Mit Aufzügen fährt man ohne viel Aufwand hoch hinaus, man muss nur einen Knopf drücken. Insofern sind Möbellager, Verwaltung und überhaupt alles was zu einem Betrieb gehört, in einer ehemaligen Aufzugsfabrik falsch. Hoch hinaus möchte hier niemand, es geht nur darum, Menschen mit ihren Stärken und Schwächen dazu zu befähigen in Würde zu leben und zu arbeiten. Und einfach waren die 30 Jahre, die es die ARGE-Wien mittlerweile gibt, auch nicht. Die Ausstellung im Möbellager legt davon Zeugnis ab, wie sich ein Verein emanzipierte, wie er Menschen Möglichkeiten bot und bietet, die woanders bereits abgeschrieben sind. Eigentlich dürfte es die ARGE nicht geben, doch leider kann es nicht genug davon geben. Mehr bei ed2murrow wobei ich explizit auf eine Anekdote j-aps hinweisen möchte.
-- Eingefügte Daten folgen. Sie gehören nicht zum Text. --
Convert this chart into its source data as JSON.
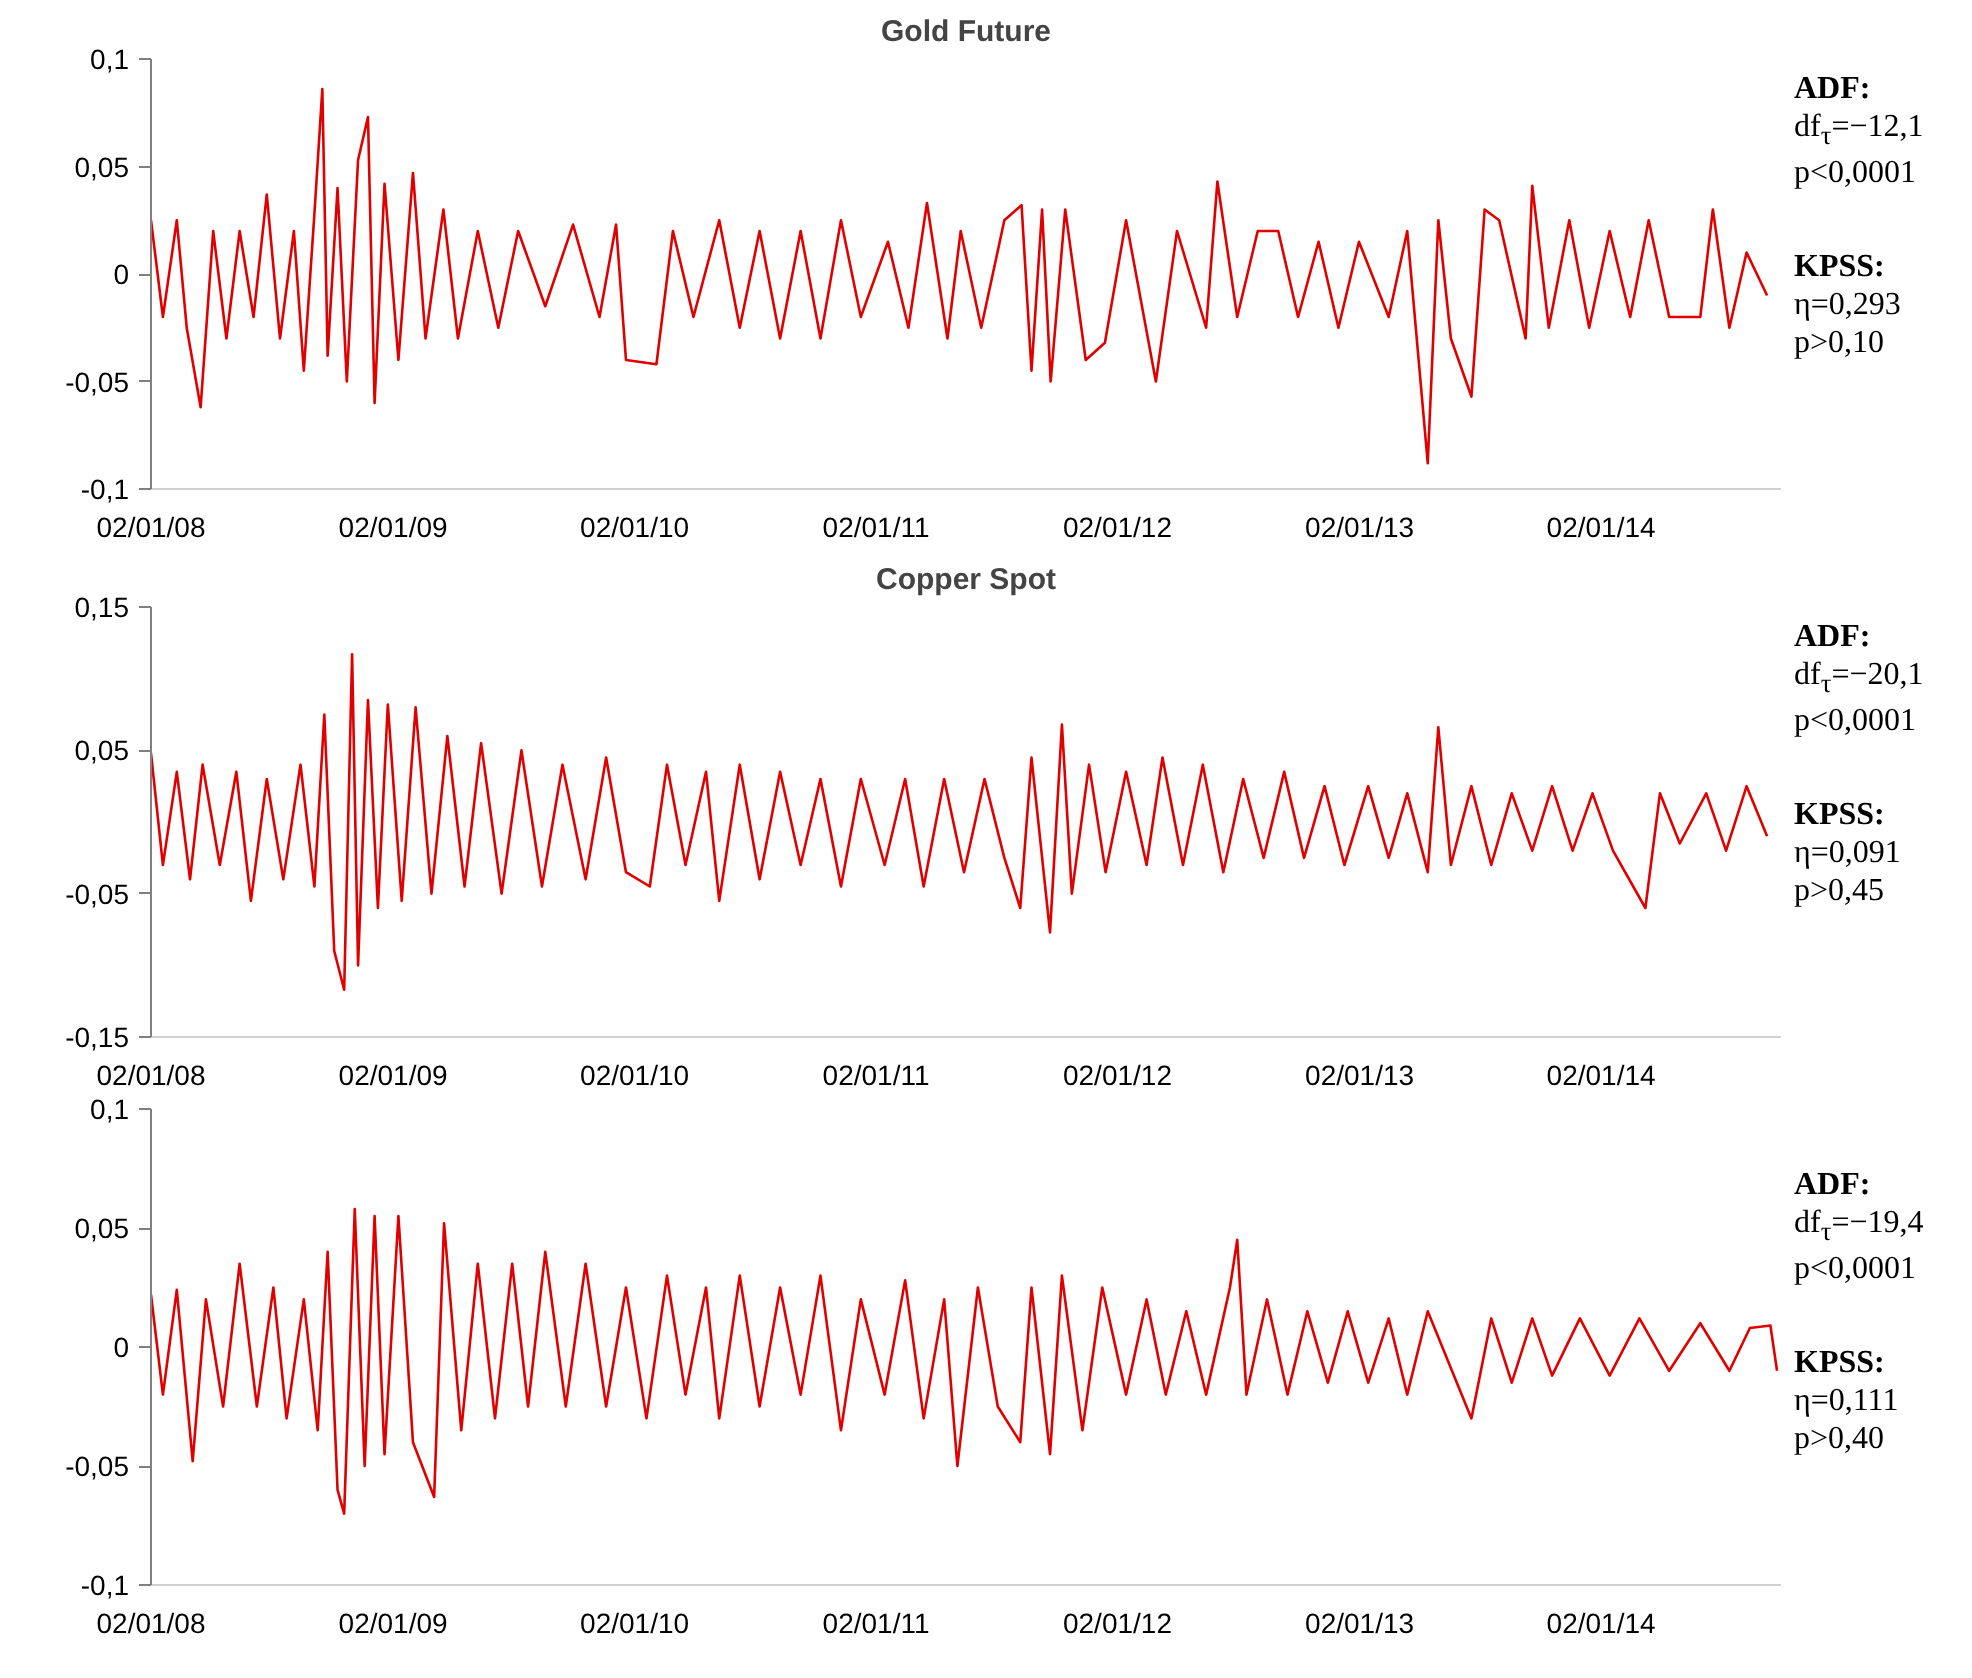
{
  "chart_data": [
    {
      "type": "line",
      "title": "Gold Future",
      "color": "#e00000",
      "x": [
        "2008-01-02",
        "2008-01-20",
        "2008-02-10",
        "2008-02-25",
        "2008-03-17",
        "2008-04-05",
        "2008-04-25",
        "2008-05-15",
        "2008-06-05",
        "2008-06-25",
        "2008-07-15",
        "2008-08-05",
        "2008-08-20",
        "2008-09-05",
        "2008-09-17",
        "2008-09-25",
        "2008-10-10",
        "2008-10-24",
        "2008-11-10",
        "2008-11-25",
        "2008-12-05",
        "2008-12-20",
        "2009-01-10",
        "2009-02-01",
        "2009-02-20",
        "2009-03-19",
        "2009-04-10",
        "2009-05-10",
        "2009-06-10",
        "2009-07-10",
        "2009-08-20",
        "2009-10-01",
        "2009-11-10",
        "2009-12-05",
        "2009-12-20",
        "2010-02-04",
        "2010-03-01",
        "2010-04-01",
        "2010-05-10",
        "2010-06-10",
        "2010-07-10",
        "2010-08-10",
        "2010-09-10",
        "2010-10-10",
        "2010-11-10",
        "2010-12-10",
        "2011-01-20",
        "2011-02-20",
        "2011-03-20",
        "2011-04-20",
        "2011-05-10",
        "2011-06-10",
        "2011-07-15",
        "2011-08-10",
        "2011-08-25",
        "2011-09-10",
        "2011-09-23",
        "2011-10-15",
        "2011-11-15",
        "2011-12-14",
        "2012-01-15",
        "2012-02-29",
        "2012-04-01",
        "2012-05-15",
        "2012-06-01",
        "2012-07-01",
        "2012-08-01",
        "2012-09-01",
        "2012-10-01",
        "2012-11-01",
        "2012-12-01",
        "2013-01-01",
        "2013-02-15",
        "2013-03-15",
        "2013-04-15",
        "2013-05-01",
        "2013-05-20",
        "2013-06-20",
        "2013-07-10",
        "2013-08-01",
        "2013-09-10",
        "2013-09-20",
        "2013-10-15",
        "2013-11-15",
        "2013-12-15",
        "2014-01-15",
        "2014-02-15",
        "2014-03-15",
        "2014-04-15",
        "2014-06-01",
        "2014-06-20",
        "2014-07-15",
        "2014-08-10",
        "2014-09-10"
      ],
      "values": [
        0.025,
        -0.02,
        0.025,
        -0.025,
        -0.062,
        0.02,
        -0.03,
        0.02,
        -0.02,
        0.037,
        -0.03,
        0.02,
        -0.045,
        0.028,
        0.086,
        -0.038,
        0.04,
        -0.05,
        0.053,
        0.073,
        -0.06,
        0.042,
        -0.04,
        0.047,
        -0.03,
        0.03,
        -0.03,
        0.02,
        -0.025,
        0.02,
        -0.015,
        0.023,
        -0.02,
        0.023,
        -0.04,
        -0.042,
        0.02,
        -0.02,
        0.025,
        -0.025,
        0.02,
        -0.03,
        0.02,
        -0.03,
        0.025,
        -0.02,
        0.015,
        -0.025,
        0.033,
        -0.03,
        0.02,
        -0.025,
        0.025,
        0.032,
        -0.045,
        0.03,
        -0.05,
        0.03,
        -0.04,
        -0.032,
        0.025,
        -0.05,
        0.02,
        -0.025,
        0.043,
        -0.02,
        0.02,
        0.02,
        -0.02,
        0.015,
        -0.025,
        0.015,
        -0.02,
        0.02,
        -0.088,
        0.025,
        -0.03,
        -0.057,
        0.03,
        0.025,
        -0.03,
        0.041,
        -0.025,
        0.025,
        -0.025,
        0.02,
        -0.02,
        0.025,
        -0.02,
        -0.02,
        0.03,
        -0.025,
        0.01,
        -0.01
      ],
      "xlim": [
        "2008-01-02",
        "2014-10-01"
      ],
      "xticks": [
        {
          "value": "2008-01-02",
          "label": "02/01/08"
        },
        {
          "value": "2009-01-02",
          "label": "02/01/09"
        },
        {
          "value": "2010-01-02",
          "label": "02/01/10"
        },
        {
          "value": "2011-01-02",
          "label": "02/01/11"
        },
        {
          "value": "2012-01-02",
          "label": "02/01/12"
        },
        {
          "value": "2013-01-02",
          "label": "02/01/13"
        },
        {
          "value": "2014-01-02",
          "label": "02/01/14"
        }
      ],
      "ylim": [
        -0.1,
        0.1
      ],
      "yticks": [
        {
          "value": -0.1,
          "label": "-0,1"
        },
        {
          "value": -0.05,
          "label": "-0,05"
        },
        0,
        {
          "value": 0.05,
          "label": "0,05"
        },
        {
          "value": 0.1,
          "label": "0,1"
        }
      ],
      "annotations": [
        "ADF:",
        "df$_{τ}$=−12,1",
        "p<0,0001",
        "KPSS:",
        "η=0,293",
        "p>0,10"
      ]
    },
    {
      "type": "line",
      "title": "Copper Spot",
      "color": "#e00000",
      "x": [
        "2008-01-02",
        "2008-01-20",
        "2008-02-10",
        "2008-03-01",
        "2008-03-20",
        "2008-04-15",
        "2008-05-10",
        "2008-06-01",
        "2008-06-25",
        "2008-07-20",
        "2008-08-15",
        "2008-09-05",
        "2008-09-20",
        "2008-10-05",
        "2008-10-20",
        "2008-11-01",
        "2008-11-10",
        "2008-11-25",
        "2008-12-10",
        "2008-12-25",
        "2009-01-15",
        "2009-02-05",
        "2009-03-01",
        "2009-03-25",
        "2009-04-20",
        "2009-05-15",
        "2009-06-15",
        "2009-07-15",
        "2009-08-15",
        "2009-09-15",
        "2009-10-20",
        "2009-11-20",
        "2009-12-20",
        "2010-01-25",
        "2010-02-20",
        "2010-03-20",
        "2010-04-20",
        "2010-05-10",
        "2010-06-10",
        "2010-07-10",
        "2010-08-10",
        "2010-09-10",
        "2010-10-10",
        "2010-11-10",
        "2010-12-10",
        "2011-01-15",
        "2011-02-15",
        "2011-03-15",
        "2011-04-15",
        "2011-05-15",
        "2011-06-15",
        "2011-07-15",
        "2011-08-08",
        "2011-08-25",
        "2011-09-22",
        "2011-10-10",
        "2011-10-25",
        "2011-11-20",
        "2011-12-15",
        "2012-01-15",
        "2012-02-15",
        "2012-03-10",
        "2012-04-10",
        "2012-05-10",
        "2012-06-10",
        "2012-07-10",
        "2012-08-10",
        "2012-09-10",
        "2012-10-10",
        "2012-11-10",
        "2012-12-10",
        "2013-01-15",
        "2013-02-15",
        "2013-03-15",
        "2013-04-15",
        "2013-05-01",
        "2013-05-20",
        "2013-06-20",
        "2013-07-20",
        "2013-08-20",
        "2013-09-20",
        "2013-10-20",
        "2013-11-20",
        "2013-12-20",
        "2014-01-20",
        "2014-03-10",
        "2014-04-01",
        "2014-05-01",
        "2014-06-10",
        "2014-07-10",
        "2014-08-10",
        "2014-09-10"
      ],
      "values": [
        0.048,
        -0.03,
        0.035,
        -0.04,
        0.04,
        -0.03,
        0.035,
        -0.055,
        0.03,
        -0.04,
        0.04,
        -0.045,
        0.075,
        -0.09,
        -0.117,
        0.117,
        -0.1,
        0.085,
        -0.06,
        0.082,
        -0.055,
        0.08,
        -0.05,
        0.06,
        -0.045,
        0.055,
        -0.05,
        0.05,
        -0.045,
        0.04,
        -0.04,
        0.045,
        -0.035,
        -0.045,
        0.04,
        -0.03,
        0.035,
        -0.055,
        0.04,
        -0.04,
        0.035,
        -0.03,
        0.03,
        -0.045,
        0.03,
        -0.03,
        0.03,
        -0.045,
        0.03,
        -0.035,
        0.03,
        -0.025,
        -0.06,
        0.045,
        -0.077,
        0.068,
        -0.05,
        0.04,
        -0.035,
        0.035,
        -0.03,
        0.045,
        -0.03,
        0.04,
        -0.035,
        0.03,
        -0.025,
        0.035,
        -0.025,
        0.025,
        -0.03,
        0.025,
        -0.025,
        0.02,
        -0.035,
        0.066,
        -0.03,
        0.025,
        -0.03,
        0.02,
        -0.02,
        0.025,
        -0.02,
        0.02,
        -0.02,
        -0.06,
        0.02,
        -0.015,
        0.02,
        -0.02,
        0.025,
        -0.01
      ],
      "xlim": [
        "2008-01-02",
        "2014-10-01"
      ],
      "xticks": [
        {
          "value": "2008-01-02",
          "label": "02/01/08"
        },
        {
          "value": "2009-01-02",
          "label": "02/01/09"
        },
        {
          "value": "2010-01-02",
          "label": "02/01/10"
        },
        {
          "value": "2011-01-02",
          "label": "02/01/11"
        },
        {
          "value": "2012-01-02",
          "label": "02/01/12"
        },
        {
          "value": "2013-01-02",
          "label": "02/01/13"
        },
        {
          "value": "2014-01-02",
          "label": "02/01/14"
        }
      ],
      "ylim": [
        -0.15,
        0.15
      ],
      "yticks": [
        {
          "value": -0.15,
          "label": "-0,15"
        },
        {
          "value": -0.05,
          "label": "-0,05"
        },
        {
          "value": 0.05,
          "label": "0,05"
        },
        {
          "value": 0.15,
          "label": "0,15"
        }
      ],
      "annotations": [
        "ADF:",
        "df$_{τ}$=−20,1",
        "p<0,0001",
        "KPSS:",
        "η=0,091",
        "p>0,45"
      ]
    },
    {
      "type": "line",
      "color": "#e00000",
      "x": [
        "2008-01-02",
        "2008-01-20",
        "2008-02-10",
        "2008-03-05",
        "2008-03-25",
        "2008-04-20",
        "2008-05-15",
        "2008-06-10",
        "2008-07-05",
        "2008-07-25",
        "2008-08-20",
        "2008-09-10",
        "2008-09-25",
        "2008-10-10",
        "2008-10-20",
        "2008-11-05",
        "2008-11-20",
        "2008-12-05",
        "2008-12-20",
        "2009-01-10",
        "2009-02-01",
        "2009-03-05",
        "2009-03-20",
        "2009-04-15",
        "2009-05-10",
        "2009-06-05",
        "2009-07-01",
        "2009-07-25",
        "2009-08-20",
        "2009-09-20",
        "2009-10-20",
        "2009-11-20",
        "2009-12-20",
        "2010-01-20",
        "2010-02-20",
        "2010-03-20",
        "2010-04-20",
        "2010-05-10",
        "2010-06-10",
        "2010-07-10",
        "2010-08-10",
        "2010-09-10",
        "2010-10-10",
        "2010-11-10",
        "2010-12-10",
        "2011-01-15",
        "2011-02-15",
        "2011-03-15",
        "2011-04-15",
        "2011-05-05",
        "2011-06-05",
        "2011-07-05",
        "2011-08-08",
        "2011-08-25",
        "2011-09-22",
        "2011-10-10",
        "2011-11-10",
        "2011-12-10",
        "2012-01-15",
        "2012-02-15",
        "2012-03-15",
        "2012-04-15",
        "2012-05-15",
        "2012-06-20",
        "2012-07-01",
        "2012-07-15",
        "2012-08-15",
        "2012-09-15",
        "2012-10-15",
        "2012-11-15",
        "2012-12-15",
        "2013-01-15",
        "2013-02-15",
        "2013-03-15",
        "2013-04-15",
        "2013-06-20",
        "2013-07-20",
        "2013-08-20",
        "2013-09-20",
        "2013-10-20",
        "2013-12-01",
        "2014-01-15",
        "2014-03-01",
        "2014-04-15",
        "2014-06-01",
        "2014-07-15",
        "2014-08-15",
        "2014-09-15",
        "2014-09-25"
      ],
      "values": [
        0.022,
        -0.02,
        0.024,
        -0.048,
        0.02,
        -0.025,
        0.035,
        -0.025,
        0.025,
        -0.03,
        0.02,
        -0.035,
        0.04,
        -0.06,
        -0.07,
        0.058,
        -0.05,
        0.055,
        -0.045,
        0.055,
        -0.04,
        -0.063,
        0.052,
        -0.035,
        0.035,
        -0.03,
        0.035,
        -0.025,
        0.04,
        -0.025,
        0.035,
        -0.025,
        0.025,
        -0.03,
        0.03,
        -0.02,
        0.025,
        -0.03,
        0.03,
        -0.025,
        0.025,
        -0.02,
        0.03,
        -0.035,
        0.02,
        -0.02,
        0.028,
        -0.03,
        0.02,
        -0.05,
        0.025,
        -0.025,
        -0.04,
        0.025,
        -0.045,
        0.03,
        -0.035,
        0.025,
        -0.02,
        0.02,
        -0.02,
        0.015,
        -0.02,
        0.025,
        0.045,
        -0.02,
        0.02,
        -0.02,
        0.015,
        -0.015,
        0.015,
        -0.015,
        0.012,
        -0.02,
        0.015,
        -0.03,
        0.012,
        -0.015,
        0.012,
        -0.012,
        0.012,
        -0.012,
        0.012,
        -0.01,
        0.01,
        -0.01,
        0.008,
        0.009,
        -0.01
      ],
      "xlim": [
        "2008-01-02",
        "2014-10-01"
      ],
      "xticks": [
        {
          "value": "2008-01-02",
          "label": "02/01/08"
        },
        {
          "value": "2009-01-02",
          "label": "02/01/09"
        },
        {
          "value": "2010-01-02",
          "label": "02/01/10"
        },
        {
          "value": "2011-01-02",
          "label": "02/01/11"
        },
        {
          "value": "2012-01-02",
          "label": "02/01/12"
        },
        {
          "value": "2013-01-02",
          "label": "02/01/13"
        },
        {
          "value": "2014-01-02",
          "label": "02/01/14"
        }
      ],
      "ylim": [
        -0.1,
        0.1
      ],
      "yticks": [
        {
          "value": -0.1,
          "label": "-0,1"
        },
        {
          "value": -0.05,
          "label": "-0,05"
        },
        0,
        {
          "value": 0.05,
          "label": "0,05"
        },
        {
          "value": 0.1,
          "label": "0,1"
        }
      ],
      "annotations": [
        "ADF:",
        "df$_{τ}$=−19,4",
        "p<0,0001",
        "KPSS:",
        "η=0,111",
        "p>0,40"
      ]
    }
  ]
}
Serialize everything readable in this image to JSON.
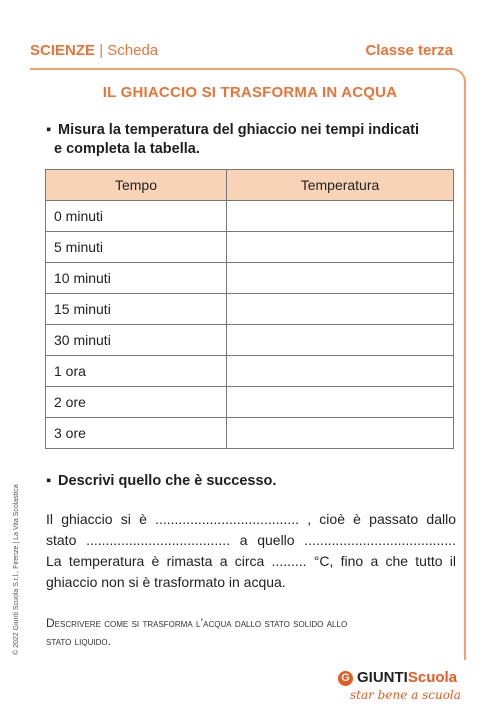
{
  "header": {
    "subject": "SCIENZE",
    "separator": "|",
    "type": "Scheda",
    "grade": "Classe terza"
  },
  "title": "IL GHIACCIO SI TRASFORMA IN ACQUA",
  "question1": {
    "bullet": "▪",
    "line1": "Misura la temperatura del ghiaccio nei tempi indicati",
    "line2": "e completa la tabella."
  },
  "table": {
    "headers": [
      "Tempo",
      "Temperatura"
    ],
    "rows": [
      {
        "time": "0 minuti",
        "temp": ""
      },
      {
        "time": "5 minuti",
        "temp": ""
      },
      {
        "time": "10 minuti",
        "temp": ""
      },
      {
        "time": "15 minuti",
        "temp": ""
      },
      {
        "time": "30 minuti",
        "temp": ""
      },
      {
        "time": "1 ora",
        "temp": ""
      },
      {
        "time": "2 ore",
        "temp": ""
      },
      {
        "time": "3 ore",
        "temp": ""
      }
    ]
  },
  "question2": {
    "bullet": "▪",
    "text": "Descrivi quello che è successo."
  },
  "paragraph": [
    "Il ghiaccio si è ..................................... , cioè è passato dallo",
    "stato ..................................... a quello .......................................",
    "La temperatura è rimasta a circa ......... °C, fino a che tutto il",
    "ghiaccio non si è trasformato in acqua."
  ],
  "objective": {
    "line1": "Descrivere come si trasforma l’acqua dallo stato solido allo",
    "line2": "stato liquido."
  },
  "copyright": "© 2022 Giunti Scuola S.r.l., Firenze | La Vita Scolastica",
  "logo": {
    "mark": "G",
    "brand": "GIUNTI",
    "brand_accent": "Scuola",
    "tagline": "star bene a scuola"
  },
  "colors": {
    "accent": "#e8743a",
    "header_fill": "#f8d3b8"
  }
}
Musik gab es auch. Da ich alt genug bin, Traditionen zu haben, ging es wieder zu “Porgy and Bess“, wo ich mich auch das letzte Mal von Wien verabschiedete. Hans Joachim Rodelius und Stephan Schneider gaben sich die Ähre und hatten jemanden dabei, der für „Visuals“ sorgte. Die Musik war auch sehr jazzig. Leider wurde die hochklassige musikalische Darbietung von Gedichten des Herrn Rodelius unterbrochen, die IMHO* das Niveau seiner Musik nicht erreichen konnten. So wurde ich immer, wenn ich unterwegs in andere Sphären war, aus diesen herausgerissen und musste der Stimme eines älteren Herren lauschen. Das nächste Mal wieder analoger Jazz.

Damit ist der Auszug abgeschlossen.